The Green Party is to review its policy on copyright following protests by authors and publishers.
In a policy document released last week the party said it wanted to reduce copyright terms to a maximum of 14 years.
A spokesman for the party confirmed the policy was for 14 years after the production of a work, although former Green Party leader Caroline Lucas said she understood that the 14-year term would begin at the death of the creator. The party has today confirmed it is the latter, though the detail remains subject to consultation.
In a statement released today (27th April) on its party website, the Green Party said it is now undertaking a review of its copyright policy, “including inviting representatives of the creative sector, such as writers, artists, musicians, illustrators, and composers to a special session of its next conference”.

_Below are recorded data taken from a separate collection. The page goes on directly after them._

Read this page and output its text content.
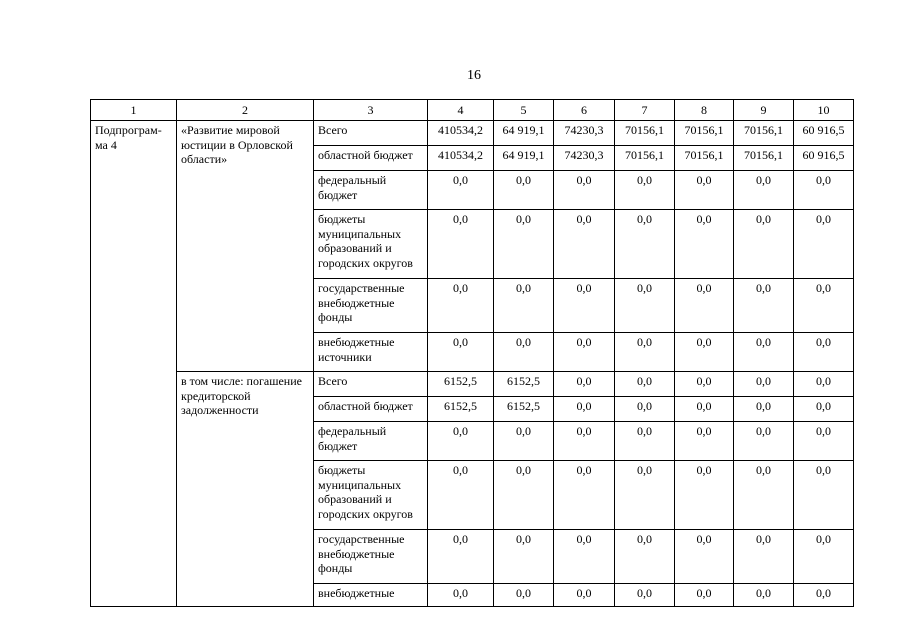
16
1	2	3	4	5	6	7	8	9	10
Подпрограм-ма 4	«Развитие мировой юстиции в Орловской области»	Всего	410534,2	64 919,1	74230,3	70156,1	70156,1	70156,1	60 916,5
		областной бюджет	410534,2	64 919,1	74230,3	70156,1	70156,1	70156,1	60 916,5
		федеральный бюджет	0,0	0,0	0,0	0,0	0,0	0,0	0,0
		бюджеты муниципальных образований и городских округов	0,0	0,0	0,0	0,0	0,0	0,0	0,0
		государственные внебюджетные фонды	0,0	0,0	0,0	0,0	0,0	0,0	0,0
		внебюджетные источники	0,0	0,0	0,0	0,0	0,0	0,0	0,0
	в том числе: погашение кредиторской задолженности	Всего	6152,5	6152,5	0,0	0,0	0,0	0,0	0,0
		областной бюджет	6152,5	6152,5	0,0	0,0	0,0	0,0	0,0
		федеральный бюджет	0,0	0,0	0,0	0,0	0,0	0,0	0,0
		бюджеты муниципальных образований и городских округов	0,0	0,0	0,0	0,0	0,0	0,0	0,0
		государственные внебюджетные фонды	0,0	0,0	0,0	0,0	0,0	0,0	0,0
		внебюджетные	0,0	0,0	0,0	0,0	0,0	0,0	0,0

Party leader Natalie Bennett said: " We are committed to an approach that is fair to all. Our long-term vision, agreed some years ago, includes a proposed copyright length of 14 years after death, but we want to ensure any detailed proposals are subject to full consultation. We also recognise the need to bring copyright law up to date to better reflect the demands of the digital age and to find innovative ways to support struggling artists."
Lucas said: “I am proud that we are backing the arts and listening to those people who have told us that it's important to support struggling artists."
Authors and illustrators including Philip Pullman, Jojo Moyes, Samantha Shannon, Sarah McIntyre and Jessie Burton had protested against the Green Party’s proposal. Richard Mollet, chief executive of the Publishers Association, said the policy shows "absence of rigour or sense", while the Society of Authors said “such a proposal would mean that authors could not survive”.